We always remember our first death, the one that touches too close to home and really rocks our understanding of life. My first death was my cousin who, at age 10, was killed while riding his bike to school. I was 11. The huge truck ran over his head: his parents were not permitted to identify his body. For several years after his death, I inwardly talked to his soul at bedtime. Looking back, I was a loopy kid. Maybe it was a weird kind of self-therapy, but I thought it was important to keep Richard involved in and informed about all that was going on without him, all that he was missingbecause it was just so hard to believe he was gone.

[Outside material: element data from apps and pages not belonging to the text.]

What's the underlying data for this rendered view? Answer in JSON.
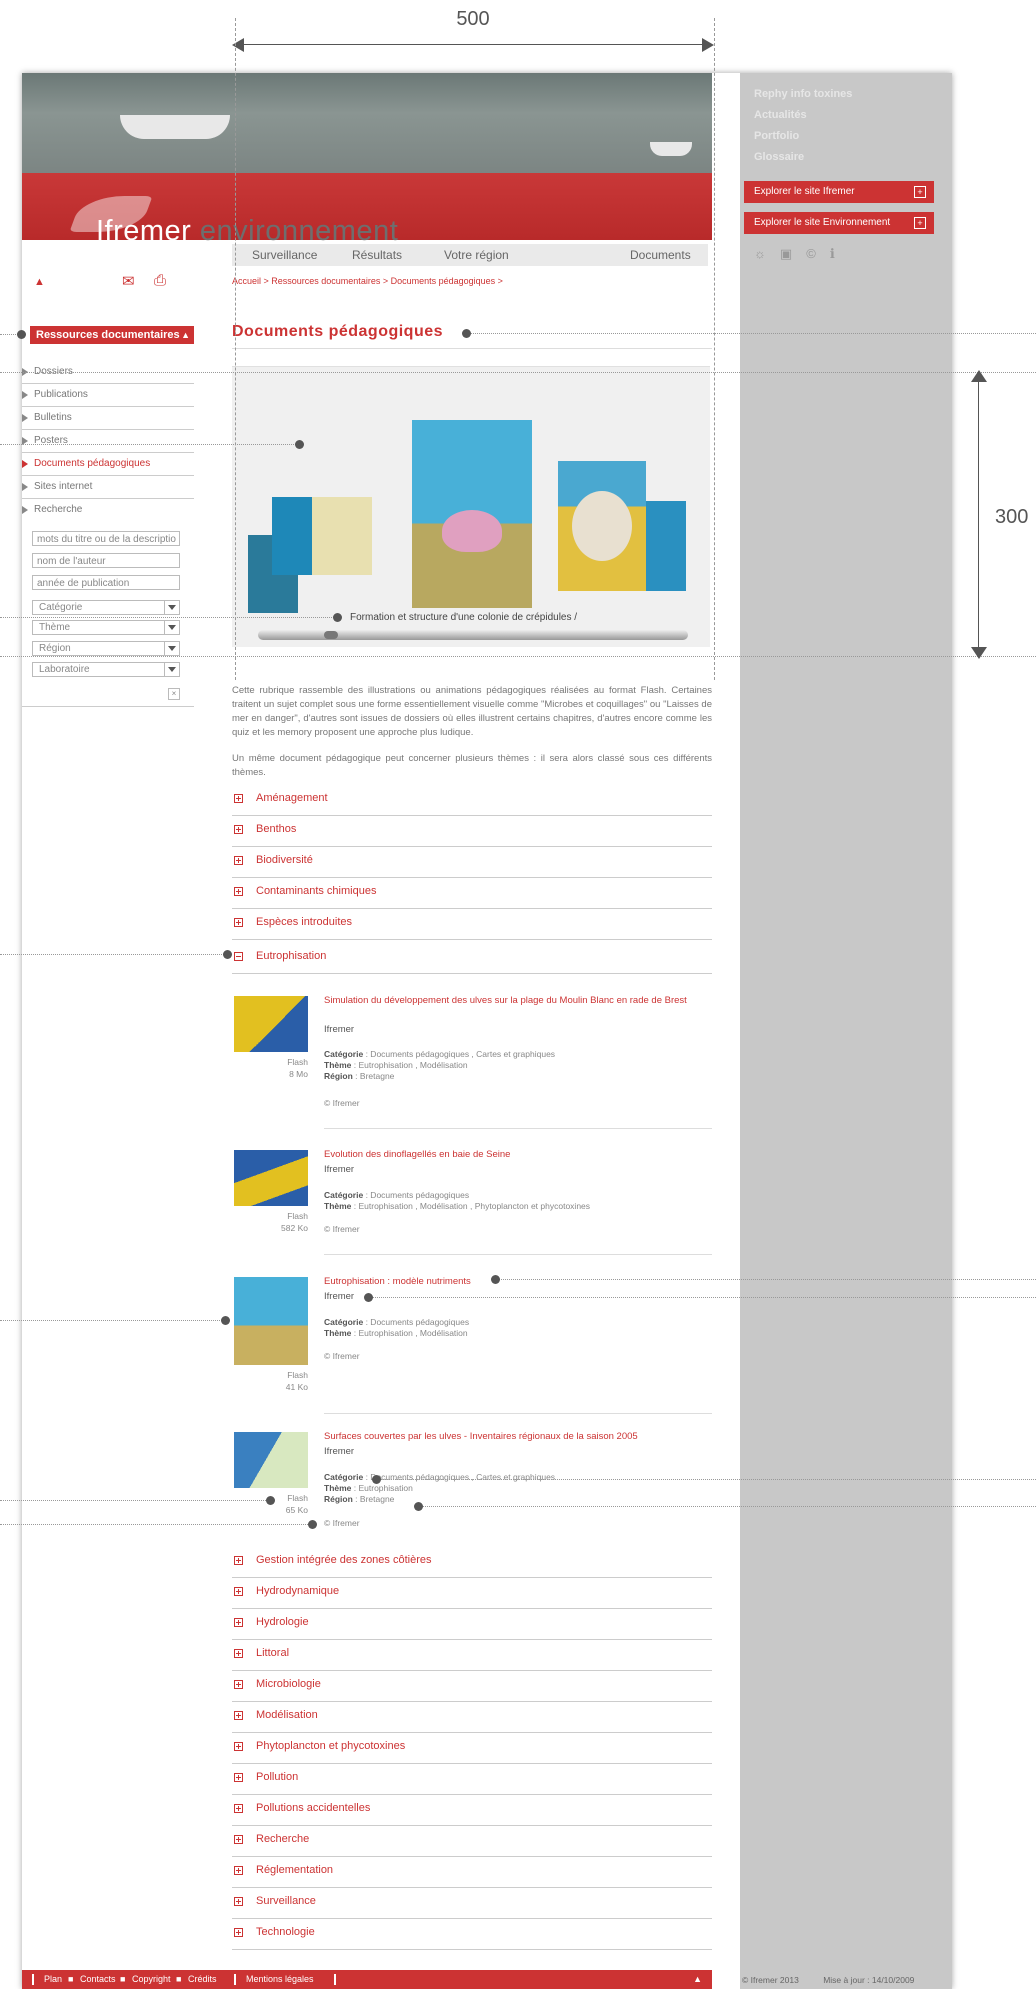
{
  "annotations": {
    "width_label": "500",
    "height_label": "300"
  },
  "brand": {
    "main": "Ifremer",
    "sub": "environnement"
  },
  "right_menu": [
    "Rephy info toxines",
    "Actualités",
    "Portfolio",
    "Glossaire"
  ],
  "right_buttons": [
    "Explorer le site Ifremer",
    "Explorer le site Environnement"
  ],
  "right_icons": [
    "☼",
    "▣",
    "©",
    "ℹ"
  ],
  "top_nav": [
    "Surveillance",
    "Résultats",
    "Votre région",
    "Documents"
  ],
  "toolbar": {
    "up": "▲",
    "mail": "✉",
    "print": "⎙"
  },
  "breadcrumb": "Accueil > Ressources documentaires > Documents pédagogiques >",
  "sidebar": {
    "heading": "Ressources documentaires",
    "items": [
      "Dossiers",
      "Publications",
      "Bulletins",
      "Posters",
      "Documents pédagogiques",
      "Sites internet",
      "Recherche"
    ],
    "search_fields": [
      "mots du titre ou de la descriptio",
      "nom de l'auteur",
      "année de publication"
    ],
    "selects": [
      "Catégorie",
      "Thème",
      "Région",
      "Laboratoire"
    ],
    "submit": "×"
  },
  "page_title": "Documents pédagogiques",
  "viewer_caption": "Formation et structure d'une colonie de crépidules /",
  "intro": [
    "Cette rubrique rassemble des illustrations ou animations pédagogiques réalisées au format Flash. Certaines traitent un sujet complet sous une forme essentiellement visuelle comme \"Microbes et coquillages\" ou \"Laisses de mer en danger\", d'autres sont issues de dossiers où elles illustrent certains chapitres, d'autres encore comme les quiz et les memory proposent une approche plus ludique.",
    "Un même document pédagogique peut concerner plusieurs thèmes : il sera alors classé sous ces différents thèmes."
  ],
  "categories_before": [
    "Aménagement",
    "Benthos",
    "Biodiversité",
    "Contaminants chimiques",
    "Espèces introduites"
  ],
  "open_category": "Eutrophisation",
  "documents": [
    {
      "title": "Simulation du développement des ulves sur la plage du Moulin Blanc en rade de Brest",
      "org": "Ifremer",
      "cat_label": "Catégorie",
      "cat": " : Documents pédagogiques ,  Cartes et graphiques",
      "theme_label": "Thème",
      "theme": " : Eutrophisation ,  Modélisation",
      "region_label": "Région",
      "region": " : Bretagne",
      "copy": "© Ifremer",
      "format": "Flash",
      "size": "8 Mo"
    },
    {
      "title": "Evolution des dinoflagellés en baie de Seine",
      "org": "Ifremer",
      "cat_label": "Catégorie",
      "cat": " : Documents pédagogiques",
      "theme_label": "Thème",
      "theme": " : Eutrophisation ,  Modélisation ,  Phytoplancton et phycotoxines",
      "region_label": "",
      "region": "",
      "copy": "© Ifremer",
      "format": "Flash",
      "size": "582 Ko"
    },
    {
      "title": "Eutrophisation : modèle nutriments",
      "org": "Ifremer",
      "cat_label": "Catégorie",
      "cat": " : Documents pédagogiques",
      "theme_label": "Thème",
      "theme": " : Eutrophisation ,  Modélisation",
      "region_label": "",
      "region": "",
      "copy": "© Ifremer",
      "format": "Flash",
      "size": "41 Ko"
    },
    {
      "title": "Surfaces couvertes par les ulves - Inventaires régionaux de la saison 2005",
      "org": "Ifremer",
      "cat_label": "Catégorie",
      "cat": " : Documents pédagogiques ,  Cartes et graphiques",
      "theme_label": "Thème",
      "theme": " : Eutrophisation",
      "region_label": "Région",
      "region": " : Bretagne",
      "copy": "© Ifremer",
      "format": "Flash",
      "size": "65 Ko"
    }
  ],
  "categories_after": [
    "Gestion intégrée des zones côtières",
    "Hydrodynamique",
    "Hydrologie",
    "Littoral",
    "Microbiologie",
    "Modélisation",
    "Phytoplancton et phycotoxines",
    "Pollution",
    "Pollutions accidentelles",
    "Recherche",
    "Réglementation",
    "Surveillance",
    "Technologie"
  ],
  "footer": {
    "links": [
      "Plan",
      "Contacts",
      "Copyright",
      "Crédits"
    ],
    "legal": "Mentions légales",
    "up": "▲"
  },
  "footer_right": {
    "copyright": "© Ifremer 2013",
    "updated": "Mise à jour : 14/10/2009"
  },
  "colors": {
    "accent": "#cc3333",
    "sidebar_grey": "#c8c8c8"
  }
}
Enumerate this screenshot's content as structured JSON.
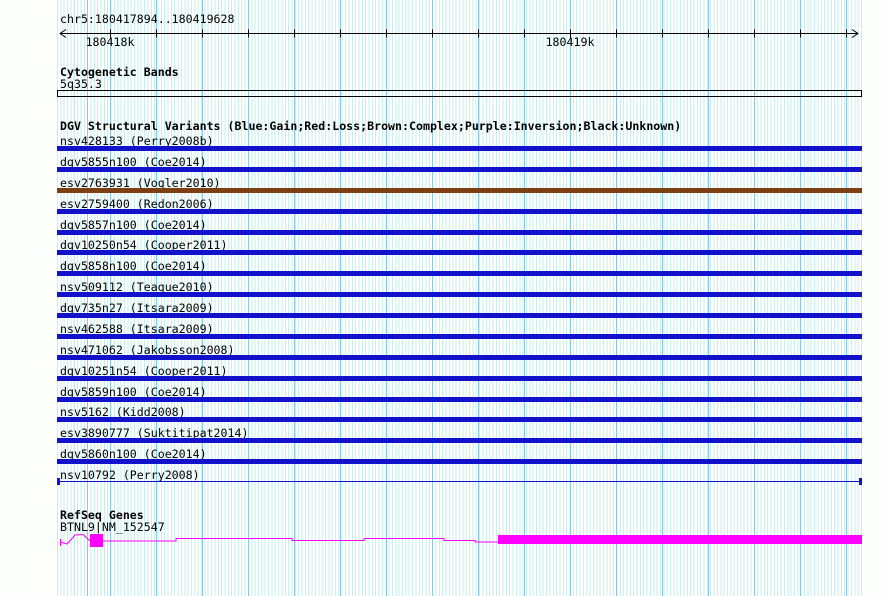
{
  "header": {
    "region_title": "chr5:180417894..180419628",
    "ruler_labels": [
      "180418k",
      "180419k"
    ]
  },
  "cytogenetic": {
    "title": "Cytogenetic Bands",
    "band_label": "5q35.3"
  },
  "dgv": {
    "title": "DGV Structural Variants (Blue:Gain;Red:Loss;Brown:Complex;Purple:Inversion;Black:Unknown)",
    "tracks": [
      {
        "label": "nsv428133 (Perry2008b)",
        "color": "blue",
        "glyph": "bar"
      },
      {
        "label": "dgv5855n100 (Coe2014)",
        "color": "blue",
        "glyph": "bar"
      },
      {
        "label": "esv2763931 (Vogler2010)",
        "color": "brown",
        "glyph": "bar"
      },
      {
        "label": "esv2759400 (Redon2006)",
        "color": "blue",
        "glyph": "bar"
      },
      {
        "label": "dgv5857n100 (Coe2014)",
        "color": "blue",
        "glyph": "bar"
      },
      {
        "label": "dgv10250n54 (Cooper2011)",
        "color": "blue",
        "glyph": "bar"
      },
      {
        "label": "dgv5858n100 (Coe2014)",
        "color": "blue",
        "glyph": "bar"
      },
      {
        "label": "nsv509112 (Teague2010)",
        "color": "blue",
        "glyph": "bar"
      },
      {
        "label": "dgv735n27 (Itsara2009)",
        "color": "blue",
        "glyph": "bar"
      },
      {
        "label": "nsv462588 (Itsara2009)",
        "color": "blue",
        "glyph": "bar"
      },
      {
        "label": "nsv471062 (Jakobsson2008)",
        "color": "blue",
        "glyph": "bar"
      },
      {
        "label": "dgv10251n54 (Cooper2011)",
        "color": "blue",
        "glyph": "bar"
      },
      {
        "label": "dgv5859n100 (Coe2014)",
        "color": "blue",
        "glyph": "bar"
      },
      {
        "label": "nsv5162 (Kidd2008)",
        "color": "blue",
        "glyph": "bar"
      },
      {
        "label": "esv3890777 (Suktitipat2014)",
        "color": "blue",
        "glyph": "bar"
      },
      {
        "label": "dgv5860n100 (Coe2014)",
        "color": "blue",
        "glyph": "bar"
      },
      {
        "label": "nsv10792 (Perry2008)",
        "color": "blue",
        "glyph": "span-line"
      }
    ]
  },
  "refseq": {
    "title": "RefSeq Genes",
    "gene_label": "BTNL9|NM_152547"
  },
  "palette": {
    "gain_blue": "#1212cc",
    "complex_brown": "#7e4012",
    "gene_magenta": "#ff00ff",
    "grid_minor": "#c9edf0",
    "grid_major": "#8fc6e2"
  }
}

My husband’s first death was a boy who fell out of a tree and severed his jugular vein. My husband remembers being grounded at the time, and thinking that his resentment of his friend’s freedom to play while he was restricted had somehow jinxed his friend into an early, tragic death. One of our older daughters lost a friend to a rare brain tumor. While the shock of that passing was drawn out over months of failed treatments and the gradual giving out of her friend’s body, it was nevertheless her first death. Another daughter lost a friend to a car accident. Over her friend’s open casket, my grieving daughter was upset with the mortuary beautician. She would never have worn that color lipstick, she said through her tears. When you are 16, the color lipstick you wear to your own funeral matters.
As her disbelief subsides, my youngest daughter asks the hardest questions: Why? What is God thinking? Why would God take her friend from her family in front of their very eyes? Doesn’t God know that eighth graders aren’t supposed to die?
These are questions that we parents need to answer, even though we don’t have the answers. We go through life clutching at straws, says Tom Stoppard’s ill-fated Rosencrantz, and I know the feeling. We cannot know the mind of God. We do not understand the point of a young life, radiating potential, cut tragically short. But answer we must, even if our only reply is the offer of a shoulder to cry on, and even if we only teach our children that sometimes just being present is what we need to give to someone who is grieving.
Eighth graders aren’t supposed to have to deal with those terminal regrets, such as, Why did I maybe treat her like she wasn’t all that cool? Why didn’t I get to know her better? Why didn’t I appreciate the way she smiled so completely and inclusively?
And mostly, why can’t I keep in mind that every day of every person’s life is a holy gift that may not survive until tomorrow? Why do I worry about the meaningless things and take the precious things for granted?
That last question, actually, is mine.
I did not know the girl whose life ended this past weekend. But my heart breaks for her parents, her siblings, her relatives, her friends. Because I know that we are all guilty of assuming we have another day to express our love or to treasure what matters or to make our apologies or to right our wrongs. No matter how many times we learn the very final lesson of death the hard way, we slip back into our life-assuming habit, which we pass on to our children when we model the way to get caught up in the trivial and to miss the big opportunities with which God presents us daily.
At the end of the school day, my daughter is somber and exhausted by the outpouring of adolescent emotion. She says that the normally noisy hallways at school were quiet. People hugged each other more and went out of their way to bring peace to any eighth grade wars. They began healing.
My daughter will wear black again soon, to a funeral. Her first death will always color her reaction to subsequent deaths in her life, as well as her own evolving view of life and life’s author. She will remember the girl who taught her about mourning. She will think of her friend when she turns 14, and 17, when she graduates from high school, when she marks all the occasions that her young, forever-13 friend never will know. She will mostly not think of her as time continues to flit and weave. But she will always know she has a friend in spirit in the communion of saints.